Mental health and teenagers

Support and resources for young people to them to help recognise mental health issues and how to manage them.

Mental health and wellbeing impacts all of us, including young adults and teenagers.

Half of the mental health conditions that we may experience throughout our lifetime begin before the age of 14, so it’s important that young people have support and resources available to them to help recognise mental health issues and how to manage them.

Mental health in teenagers – a snapshot

75% of mental health problems emerge before the age of 25.
Major depressive disorders are more common in young people than children.
Almost 1 in 5 of young people aged 11 to 17 experience high or very high levels of psychological distress at some stage.
1 in 10 young people aged 12 – 17 years old will self-harm.
Young people are less likely than any other age group to seek professional help.


What are the signs to look out for?

While being a teenager is an exciting time, it can also be a challenging time.

Teenagers are dealing with many issues – changing bodies, increased hormones, pressure to complete schoolwork and extracurricular activities, finding their identity, managing friendships starting to make decisions about their career path, first jobs, first relationships and learning to drive.

There is a lot of change in a relatively small period for a teenager.

Mood swings, behavioural changes, difficulty sleeping, and a lack of motivation can all be normal, but how do you know if it’s part of being a teenager, or a sign of a potential mental health issue?

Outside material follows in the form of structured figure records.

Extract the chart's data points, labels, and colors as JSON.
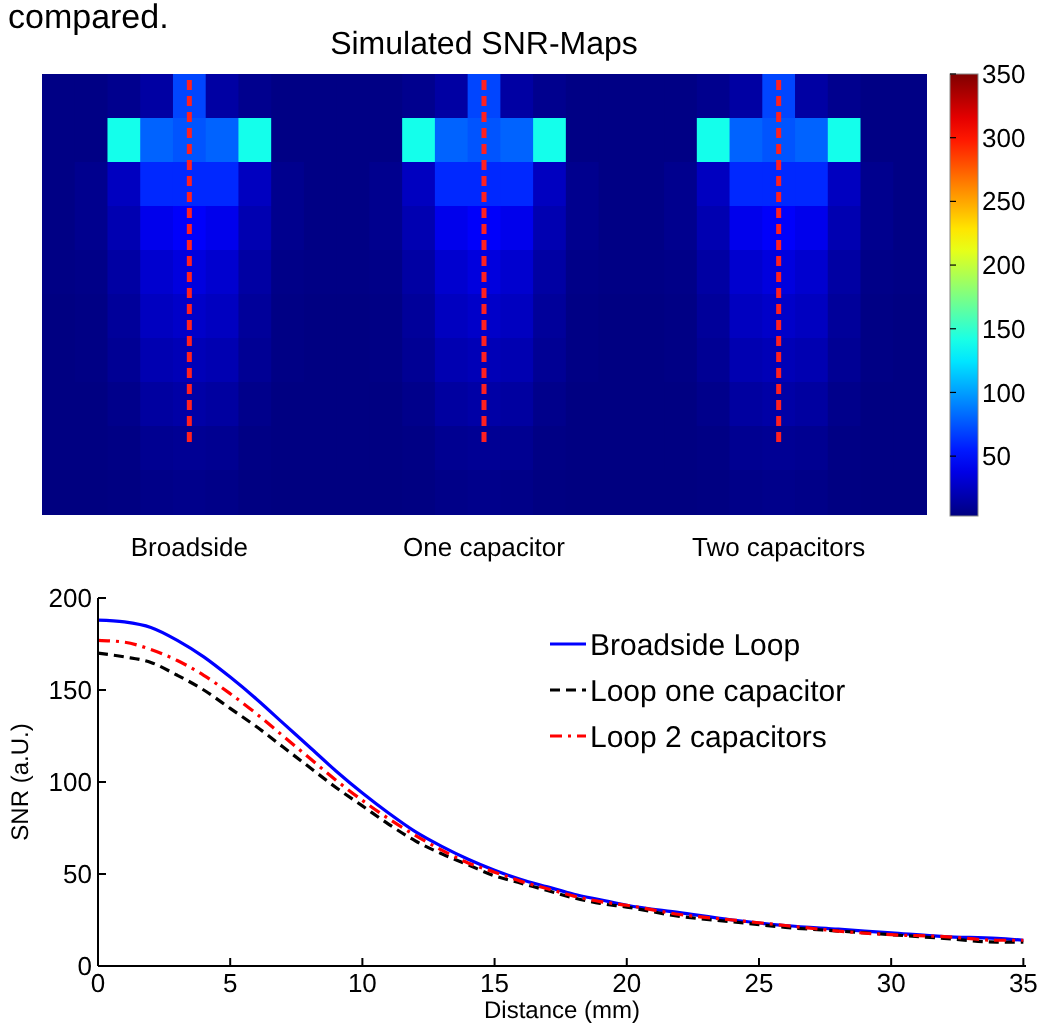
{
  "chart_data": [
    {
      "type": "heatmap",
      "title": "Simulated SNR-Maps",
      "annotations": [
        "compared."
      ],
      "categories": [
        null,
        null,
        null,
        null,
        "Broadside",
        null,
        null,
        null,
        null,
        null,
        null,
        null,
        null,
        "One capacitor",
        null,
        null,
        null,
        null,
        null,
        null,
        null,
        null,
        "Two capacitors",
        null,
        null,
        null,
        null
      ],
      "y_categories": [
        null,
        null,
        null,
        null,
        null,
        null,
        null,
        null,
        null,
        null
      ],
      "cells": [
        [
          5,
          5,
          8,
          15,
          70,
          15,
          8,
          5,
          5,
          5,
          5,
          8,
          15,
          70,
          15,
          8,
          5,
          5,
          5,
          5,
          8,
          15,
          70,
          15,
          8,
          5,
          5
        ],
        [
          5,
          5,
          140,
          80,
          75,
          80,
          140,
          5,
          5,
          5,
          5,
          140,
          80,
          75,
          80,
          140,
          5,
          5,
          5,
          5,
          140,
          80,
          75,
          80,
          140,
          5,
          5
        ],
        [
          5,
          8,
          25,
          60,
          60,
          60,
          25,
          8,
          5,
          5,
          8,
          25,
          60,
          60,
          60,
          25,
          8,
          5,
          5,
          8,
          25,
          60,
          60,
          60,
          25,
          8,
          5
        ],
        [
          5,
          8,
          20,
          40,
          45,
          40,
          20,
          8,
          5,
          5,
          8,
          20,
          40,
          45,
          40,
          20,
          8,
          5,
          5,
          8,
          20,
          40,
          45,
          40,
          20,
          8,
          5
        ],
        [
          5,
          6,
          15,
          30,
          35,
          30,
          15,
          6,
          5,
          5,
          6,
          15,
          30,
          35,
          30,
          15,
          6,
          5,
          5,
          6,
          15,
          30,
          35,
          30,
          15,
          6,
          5
        ],
        [
          4,
          5,
          12,
          25,
          28,
          25,
          12,
          5,
          4,
          4,
          5,
          12,
          25,
          28,
          25,
          12,
          5,
          4,
          4,
          5,
          12,
          25,
          28,
          25,
          12,
          5,
          4
        ],
        [
          4,
          5,
          10,
          20,
          22,
          20,
          10,
          5,
          4,
          4,
          5,
          10,
          20,
          22,
          20,
          10,
          5,
          4,
          4,
          5,
          10,
          20,
          22,
          20,
          10,
          5,
          4
        ],
        [
          4,
          4,
          7,
          14,
          16,
          14,
          7,
          4,
          4,
          4,
          4,
          7,
          14,
          16,
          14,
          7,
          4,
          4,
          4,
          4,
          7,
          14,
          16,
          14,
          7,
          4,
          4
        ],
        [
          4,
          4,
          5,
          9,
          10,
          9,
          5,
          4,
          4,
          4,
          4,
          5,
          9,
          10,
          9,
          5,
          4,
          4,
          4,
          4,
          5,
          9,
          10,
          9,
          5,
          4,
          4
        ],
        [
          3,
          3,
          4,
          6,
          7,
          6,
          4,
          3,
          3,
          3,
          3,
          4,
          6,
          7,
          6,
          4,
          3,
          3,
          3,
          3,
          4,
          6,
          7,
          6,
          4,
          3,
          3
        ]
      ],
      "clim": [
        3,
        350
      ],
      "cticks": [
        50,
        100,
        150,
        200,
        250,
        300,
        350
      ],
      "ref_lines": [
        {
          "axis": "x",
          "value": "Broadside",
          "color": "#ff2020",
          "line_style": "dashed"
        },
        {
          "axis": "x",
          "value": "One capacitor",
          "color": "#ff2020",
          "line_style": "dashed"
        },
        {
          "axis": "x",
          "value": "Two capacitors",
          "color": "#ff2020",
          "line_style": "dashed"
        }
      ]
    },
    {
      "type": "line",
      "xlabel": "Distance (mm)",
      "ylabel": "SNR (a.U.)",
      "xlim": [
        0,
        35.1
      ],
      "xticks": [
        0,
        5,
        10,
        15,
        20,
        25,
        30,
        35
      ],
      "ylim": [
        0,
        200
      ],
      "yticks": [
        0,
        50,
        100,
        150,
        200
      ],
      "legend": "top right",
      "grid": false,
      "x": [
        0,
        1,
        2,
        3,
        4,
        5,
        6,
        7,
        8,
        9,
        10,
        11,
        12,
        13,
        14,
        15,
        16,
        17,
        18,
        19,
        20,
        22,
        24,
        26,
        28,
        30,
        32,
        34,
        35
      ],
      "series": [
        {
          "name": "Broadside Loop",
          "color": "#0000ff",
          "line_style": "solid",
          "values": [
            188,
            187,
            184,
            177,
            168,
            157,
            145,
            132,
            119,
            106,
            94,
            83,
            73,
            65,
            58,
            52,
            47,
            43,
            39,
            36,
            33,
            29,
            25,
            22,
            20,
            18,
            16,
            15,
            14
          ]
        },
        {
          "name": "Loop one capacitor",
          "color": "#000000",
          "line_style": "dashed",
          "values": [
            170,
            168,
            165,
            158,
            150,
            140,
            130,
            119,
            108,
            97,
            87,
            77,
            68,
            61,
            55,
            49,
            45,
            41,
            37,
            34,
            32,
            27,
            24,
            21,
            19,
            17,
            15,
            13,
            13
          ]
        },
        {
          "name": "Loop 2 capacitors",
          "color": "#ff0000",
          "line_style": "dashdot",
          "values": [
            177,
            176,
            172,
            166,
            158,
            148,
            137,
            125,
            113,
            101,
            90,
            80,
            71,
            63,
            56,
            51,
            46,
            42,
            38,
            35,
            33,
            28,
            25,
            22,
            19,
            17,
            16,
            14,
            14
          ]
        }
      ]
    }
  ]
}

Here are a few of the signs to keep an eye out for:

1 They are sad, have a low mood or lack motivation for extended periods of time.
2 They seem overwhelmed by everyday activities.
3 They have a sudden change in their grades at school, or refuse to attend school at all.
4 Their appetite changes or they have trouble eating.
5 They are overly sensitive or anxious about their weight and appearance, and/or they lose weight or stop gaining weight as they grow.
6 They have trouble sleeping for an extended period.
7 They do not want to see friends or avoid other social contact.
8 They have continuous complaints of physical pain including headaches or stomach aches.


How to support mental health and wellbeing in young people

Whether you’re a friend, parent, sibling, carer or family member, there are many ways you can support the mental health and wellbeing of the young people and teenagers in your life.

Talk to them – This shows them that you care and that they can talk to you about how they’re feeling. Remind them that everyone has problems at different points in their life, and that it’s easier to work through with someone else.
Seek professional help – This can be a daunting step, but very important. Tell them that you’re worried about them and that you would like them to speak to a professional for support (remind them that professional help is confidential). They may say that nothing is wrong and refuse to come with you – you can go your own to seek advice in the first instance and invite them to come next time.
Show them that you’re there for them – Remind them they can talk to you, check in on them, invite them to participate in activities with you. These are all reminders that you love and support them and that they are not alone.
Remind them of their support network – Your loved one may not feel comfortable talking about their feelings with you. Don’t take this personally. Instead, remind them of the other people in their lives that they may feel more comfortable talking to – a friend, a sibling, a parent, a teacher, a close relative like an aunt or an uncle.


This is can be a stressful and confusing time in the lives of young people and having people around who care for them and are ready to assist them is an important part of helping them to seek help if and when they need it.